Мне нравилось учить новые слова и пользоваться ими в школе. Никто прежде не дразнил меня за это.

– Я знаю, что они значат, – ответила я.

– Ты врушка и зазнайка! Почему бы тебе не перейти в другую школу? Тебя здесь никто не любит.

А ведь я была влюблена в Эдди…

– Пожалуйста, не говори так, – сказала я, с болью вспоминая, как он разбил пиньяту на моем дне рождения и как мы веселились тогда.

За спиной я услышала шарканье кроссовок по асфальту. Я обернулась. К нам направлялись два приятеля Эдди.

– Она уродка, – сказал один.

– Ага! – подхватил другой. – Эдди, зачем ты разговариваешь с этой уродкой?

– Я говорю, чтобы она перешла в другую школу, потому что все мы ее ненавидим, – с гордостью ответил Эдди.

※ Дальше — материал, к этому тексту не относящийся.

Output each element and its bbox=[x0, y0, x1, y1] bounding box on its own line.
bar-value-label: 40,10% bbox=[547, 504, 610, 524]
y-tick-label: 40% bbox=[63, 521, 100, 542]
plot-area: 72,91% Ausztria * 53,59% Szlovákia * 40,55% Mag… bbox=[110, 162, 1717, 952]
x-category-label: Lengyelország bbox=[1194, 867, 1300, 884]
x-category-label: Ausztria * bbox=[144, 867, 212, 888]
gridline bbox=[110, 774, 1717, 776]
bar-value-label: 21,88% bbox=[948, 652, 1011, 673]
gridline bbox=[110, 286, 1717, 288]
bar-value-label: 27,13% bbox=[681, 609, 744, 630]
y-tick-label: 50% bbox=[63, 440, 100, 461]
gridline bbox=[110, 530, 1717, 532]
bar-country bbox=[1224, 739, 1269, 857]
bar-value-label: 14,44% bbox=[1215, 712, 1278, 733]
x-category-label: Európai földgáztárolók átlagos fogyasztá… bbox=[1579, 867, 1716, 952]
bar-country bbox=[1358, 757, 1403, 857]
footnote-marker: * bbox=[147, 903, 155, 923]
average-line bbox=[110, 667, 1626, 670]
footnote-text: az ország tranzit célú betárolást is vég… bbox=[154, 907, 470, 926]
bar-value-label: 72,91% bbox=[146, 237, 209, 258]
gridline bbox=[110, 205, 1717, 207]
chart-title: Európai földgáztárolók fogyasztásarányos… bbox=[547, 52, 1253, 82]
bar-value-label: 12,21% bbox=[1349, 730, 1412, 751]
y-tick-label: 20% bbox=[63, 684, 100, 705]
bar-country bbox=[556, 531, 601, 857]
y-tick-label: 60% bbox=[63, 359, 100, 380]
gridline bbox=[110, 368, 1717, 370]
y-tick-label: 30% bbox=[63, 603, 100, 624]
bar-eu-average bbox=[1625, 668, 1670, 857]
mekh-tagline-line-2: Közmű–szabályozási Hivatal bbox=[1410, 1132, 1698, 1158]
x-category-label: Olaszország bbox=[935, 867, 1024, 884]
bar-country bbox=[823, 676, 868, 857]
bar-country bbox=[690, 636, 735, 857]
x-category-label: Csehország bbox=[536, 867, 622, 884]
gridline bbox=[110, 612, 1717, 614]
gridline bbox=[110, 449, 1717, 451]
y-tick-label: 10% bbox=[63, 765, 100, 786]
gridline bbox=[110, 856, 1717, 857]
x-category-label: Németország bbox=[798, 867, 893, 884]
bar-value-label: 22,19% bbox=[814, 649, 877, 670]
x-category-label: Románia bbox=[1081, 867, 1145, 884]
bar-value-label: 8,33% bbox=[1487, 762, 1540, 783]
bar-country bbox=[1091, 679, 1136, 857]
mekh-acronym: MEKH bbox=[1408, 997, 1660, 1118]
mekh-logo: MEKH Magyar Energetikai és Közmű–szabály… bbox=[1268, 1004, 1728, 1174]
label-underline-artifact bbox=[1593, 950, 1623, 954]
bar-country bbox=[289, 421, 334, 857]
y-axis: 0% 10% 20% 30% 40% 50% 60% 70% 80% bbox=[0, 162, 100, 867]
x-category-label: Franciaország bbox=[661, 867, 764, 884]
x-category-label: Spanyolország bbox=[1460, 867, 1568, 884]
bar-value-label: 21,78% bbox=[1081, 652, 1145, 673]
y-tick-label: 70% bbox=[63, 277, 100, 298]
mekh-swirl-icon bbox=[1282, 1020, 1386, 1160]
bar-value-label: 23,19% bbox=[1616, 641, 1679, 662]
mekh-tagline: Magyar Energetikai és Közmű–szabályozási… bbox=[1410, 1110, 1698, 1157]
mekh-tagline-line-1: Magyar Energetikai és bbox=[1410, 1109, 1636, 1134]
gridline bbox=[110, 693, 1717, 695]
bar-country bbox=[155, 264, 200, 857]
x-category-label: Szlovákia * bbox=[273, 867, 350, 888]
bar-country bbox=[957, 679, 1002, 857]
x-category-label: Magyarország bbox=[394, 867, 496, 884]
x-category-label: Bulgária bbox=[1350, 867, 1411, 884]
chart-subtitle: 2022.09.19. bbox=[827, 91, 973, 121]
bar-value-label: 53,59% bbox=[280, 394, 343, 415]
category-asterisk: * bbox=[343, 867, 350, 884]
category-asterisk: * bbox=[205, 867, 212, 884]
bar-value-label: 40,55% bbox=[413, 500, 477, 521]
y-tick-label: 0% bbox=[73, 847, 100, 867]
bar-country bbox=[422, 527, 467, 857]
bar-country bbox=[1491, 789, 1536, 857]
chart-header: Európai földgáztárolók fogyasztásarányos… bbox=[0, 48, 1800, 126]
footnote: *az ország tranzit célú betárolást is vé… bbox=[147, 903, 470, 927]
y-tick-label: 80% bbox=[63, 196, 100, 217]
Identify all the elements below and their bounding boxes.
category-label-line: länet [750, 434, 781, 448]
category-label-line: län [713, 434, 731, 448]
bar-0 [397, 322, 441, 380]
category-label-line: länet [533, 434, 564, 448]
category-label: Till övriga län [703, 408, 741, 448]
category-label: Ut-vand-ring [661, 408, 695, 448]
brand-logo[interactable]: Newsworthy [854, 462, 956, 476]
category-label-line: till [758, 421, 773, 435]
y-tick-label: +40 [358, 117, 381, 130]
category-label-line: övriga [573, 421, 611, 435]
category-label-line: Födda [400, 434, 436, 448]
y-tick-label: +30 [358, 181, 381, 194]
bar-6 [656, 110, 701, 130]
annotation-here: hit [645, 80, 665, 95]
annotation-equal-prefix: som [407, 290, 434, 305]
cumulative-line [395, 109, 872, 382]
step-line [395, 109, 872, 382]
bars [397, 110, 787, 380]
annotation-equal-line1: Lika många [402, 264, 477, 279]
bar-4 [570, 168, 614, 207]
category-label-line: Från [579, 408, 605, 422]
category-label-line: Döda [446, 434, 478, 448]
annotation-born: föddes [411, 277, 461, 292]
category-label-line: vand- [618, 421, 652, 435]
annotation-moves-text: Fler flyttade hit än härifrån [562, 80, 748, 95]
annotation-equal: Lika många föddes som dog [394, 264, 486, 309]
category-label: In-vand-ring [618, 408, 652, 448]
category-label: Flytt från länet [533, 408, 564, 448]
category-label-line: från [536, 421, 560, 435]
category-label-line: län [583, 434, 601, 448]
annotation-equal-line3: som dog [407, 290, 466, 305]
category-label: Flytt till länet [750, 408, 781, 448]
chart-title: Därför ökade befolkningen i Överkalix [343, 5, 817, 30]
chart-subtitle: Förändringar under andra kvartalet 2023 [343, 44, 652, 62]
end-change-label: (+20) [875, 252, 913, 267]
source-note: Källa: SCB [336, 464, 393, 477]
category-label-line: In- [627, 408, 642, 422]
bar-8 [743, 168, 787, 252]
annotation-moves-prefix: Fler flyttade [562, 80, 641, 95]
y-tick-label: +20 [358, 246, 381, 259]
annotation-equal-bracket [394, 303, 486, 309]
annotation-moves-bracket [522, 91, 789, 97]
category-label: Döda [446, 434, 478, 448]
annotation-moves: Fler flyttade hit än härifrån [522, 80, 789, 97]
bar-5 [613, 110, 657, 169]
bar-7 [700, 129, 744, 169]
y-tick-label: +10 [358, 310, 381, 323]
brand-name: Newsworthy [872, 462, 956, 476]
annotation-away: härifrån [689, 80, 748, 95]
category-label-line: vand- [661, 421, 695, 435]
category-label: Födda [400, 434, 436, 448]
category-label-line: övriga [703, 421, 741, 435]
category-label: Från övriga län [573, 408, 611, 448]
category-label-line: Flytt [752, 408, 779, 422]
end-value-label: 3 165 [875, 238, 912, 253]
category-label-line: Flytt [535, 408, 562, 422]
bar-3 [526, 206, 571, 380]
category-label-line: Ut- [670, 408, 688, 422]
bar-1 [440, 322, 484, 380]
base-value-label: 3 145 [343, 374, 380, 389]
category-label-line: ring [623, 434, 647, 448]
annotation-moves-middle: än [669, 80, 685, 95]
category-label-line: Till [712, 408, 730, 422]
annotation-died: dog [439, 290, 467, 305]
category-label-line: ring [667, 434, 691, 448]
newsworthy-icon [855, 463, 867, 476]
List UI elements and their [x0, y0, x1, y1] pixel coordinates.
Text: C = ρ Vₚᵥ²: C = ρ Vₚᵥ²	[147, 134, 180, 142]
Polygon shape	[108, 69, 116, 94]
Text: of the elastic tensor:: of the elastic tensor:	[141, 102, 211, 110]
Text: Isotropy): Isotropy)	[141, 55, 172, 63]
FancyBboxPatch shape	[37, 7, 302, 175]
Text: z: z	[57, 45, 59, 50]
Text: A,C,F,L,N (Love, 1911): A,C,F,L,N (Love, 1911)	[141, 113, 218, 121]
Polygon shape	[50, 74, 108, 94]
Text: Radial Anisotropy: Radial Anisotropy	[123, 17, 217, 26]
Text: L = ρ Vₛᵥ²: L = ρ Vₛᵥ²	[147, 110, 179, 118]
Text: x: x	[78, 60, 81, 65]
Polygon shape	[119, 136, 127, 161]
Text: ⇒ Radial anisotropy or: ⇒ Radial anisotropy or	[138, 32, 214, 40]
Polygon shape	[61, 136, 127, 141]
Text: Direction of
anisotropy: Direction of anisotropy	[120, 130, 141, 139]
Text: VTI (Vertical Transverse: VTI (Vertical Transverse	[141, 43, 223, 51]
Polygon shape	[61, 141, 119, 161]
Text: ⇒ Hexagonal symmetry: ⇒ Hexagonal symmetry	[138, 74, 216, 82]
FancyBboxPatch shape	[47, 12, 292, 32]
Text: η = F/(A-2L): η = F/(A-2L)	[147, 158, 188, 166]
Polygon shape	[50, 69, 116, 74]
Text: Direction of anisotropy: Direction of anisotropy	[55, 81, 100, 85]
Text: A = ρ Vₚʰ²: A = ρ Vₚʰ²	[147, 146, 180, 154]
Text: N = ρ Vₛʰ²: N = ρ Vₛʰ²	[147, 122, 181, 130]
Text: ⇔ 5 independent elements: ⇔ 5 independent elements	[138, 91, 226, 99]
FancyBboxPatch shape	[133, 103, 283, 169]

– Уродка, уродка, никто не любит уродов, – принялись дразнить меня мальчишки. – Уродка, уродка, никто не любит уродов…

Вот такая мантра отверженности…

Я побежала прочь от них по школьной парковке. Их слова молотом стучали в ушах. Я не понимала, куда бегу, воздуха мне не хватало. Я вбежала в аптеку и позвонила маме по телефону-автомату.

– Мама, пожалуйста, забери меня! – рыдала я. – Я не могу туда вернуться! Пожалуйста!

– Джоди, где ты? – испуганно спросила мама.

– Я в аптеке…

– Я приеду через пять минут.

Мама привезла меня домой, сделала горячий сэндвич с сыром и уложила в постель. Я проспала до утра. Когда я спустилась к завтраку, папа сказал, что я должна вернуться в школу – нельзя показывать Эдди и его приятелям, что я сдалась. «Не обращай на них внимания, и они от тебя отстанут», – твердили родители. Они даже не догадывались, насколько вреден их совет.

Сильнее всех страдали дети из программы для глухих. Теперь их дразнили не отдельные школьники, а целые группы. Они были легкой добычей, потому что не могли сопротивляться. Инвалиды были не единственной мишенью. Охотились на всех, кто чем-то отличался. Нужно было либо вписываться, либо становиться изгоем. Я не могла так поступить. Однажды я уже совершила ошибку, когда отвернулась от Марианны. Больше я не проявлю такой слабости.

К концу пятого класса я чувствовала полную опустошенность. Если бы я испытывала одиночество и раньше, если бы я никогда не знала популярности, мне было бы легче. Но до четвертого класса меня все любили. Переход от всеобщей любимицы к изгою стал слишком сильным ударом.

Родители не знали, что делать. Им было тяжело, что я каждый день возвращаюсь из школы в слезах. Однако они боялись переводить меня в другую школу. Им казалось, что так они покажут мне, что от проблем можно убежать. Они разрывались между желанием спасти меня от боли и стремлением научить меня быть выше этой боли. Наступило лето, и вопрос решили отложить до осени. Я продолжала заниматься в труппе «Актеров Питта». Какое счастье, что у меня был театр!

В сентябре я сказала родителям, что хочу вернуться в старую школу, не хочу бежать, хочу быть сильной. Они согласились. Шестой класс начался нормально. Дразнили меня мало. Я перестала употреблять сложные слова и старалась не поднимать руку на уроках. Если учитель меня вызывает, хорошо. Если нет, еще лучше. Порой мне приходилось сидеть на собственных руках, в прямом смысле слова. Я напоминала себе, что не хочу стать учительским любимчиком. Мои усилия принесли плоды. На переменах меня приглашали играть. Популярной я не стала, но меня хотя бы перестали постоянно дразнить. «Я должна надеяться на лучшее и продолжать работать», – твердила я себе.

Хотя я и воспрянула духом, но все же чувствовала себя очень одинокой. Хорошо, что тебя не дразнят, но плохо, когда нет друзей. «Пожалуйста, Господи, – молилась я. – Пусть одноклассники снова меня полюбят!»